We took that train all the way uptown together, and got off
at the last stop. I had to put money on my metrocard, and he pointed upwards
and said he was heading that way. I asked him his name so that I could pray for
him – I always do that when the Spirit tells me to. He answered, “Gabriel,”
and I just cracked up laughing. He said, “I know, people always say that, but
it’s my name.” I said “God bless you Gabriel,” and finished my transaction. We
had been talking for most of the time that I was at the token booth, and he had
just gone upstairs when I went right after him. At that stop there are four
different directions you could go in, and I looked in all four but he was gone.
Hebrews 13:2 in the Aramaic Bible in Plain English says, “And
do not forget to show kindness to strangers, for by this, some who, while they were
unaware, were worthy to receive angels.” The American Standard Version
translates it this way, “Forget not to show love unto strangers: for thereby
some have entertained angels unaware.” Other translations use the word “hospitality”

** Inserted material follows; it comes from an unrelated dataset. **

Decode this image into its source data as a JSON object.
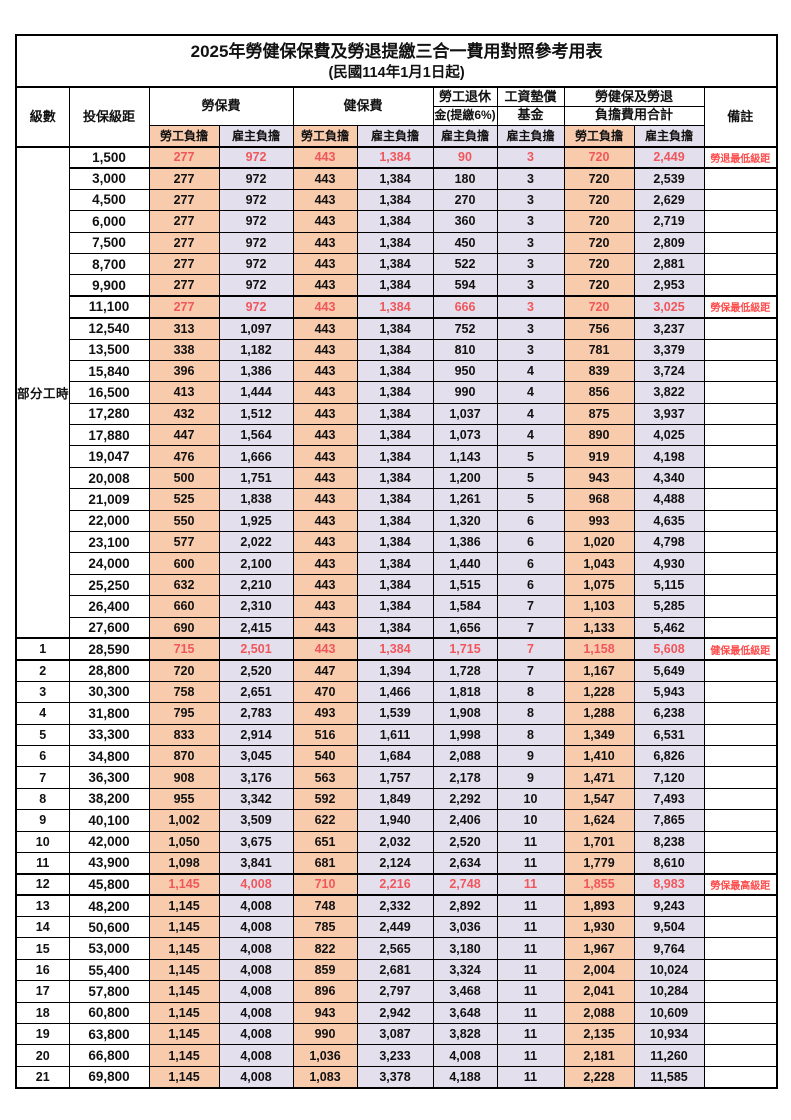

instead of kindness and love, but these two translations are the most beautiful
to me. I think “love” must be one of God’s favorite words – after all, He is
love (1 John 4:8 and 16). And kindness is a close second, at least in my own way of thinking.
Hospitality might not be possible in today’s busy world. We might meet someone
on a subway or a bus, or during rush hour. Hospitality isn’t always possible. I
might not have lunch myself, so I couldn’t share it with someone else, but I
can share a few words of love and kindness, wherever I am and whatever I have
or don’t have, unless what I have is so full of pride that I can’t get over
myself enough to let someone else in.
John is sometimes referred to as the "Disciple whom Jesus loved" (John 20:2). In 1 John 4, he uses the word love so many times it is difficult to count. And each time he uses it, the message gets stronger. He says that if we have love, if we walk in love, we have God in us, and "He who is in us is greater than he who is in the world." (verse 4) He says, "if we love one another, God lives in us and His love is made complete in us," (verse 12); that we can "know and rely on the love God has for us," (verse 16); that "There is no fear in love," and "perfect love drives out fear." (verse 18). I don't know about anyone else, but those are promises I want to have over my life. If all it takes is love, then I'm going to choose to love.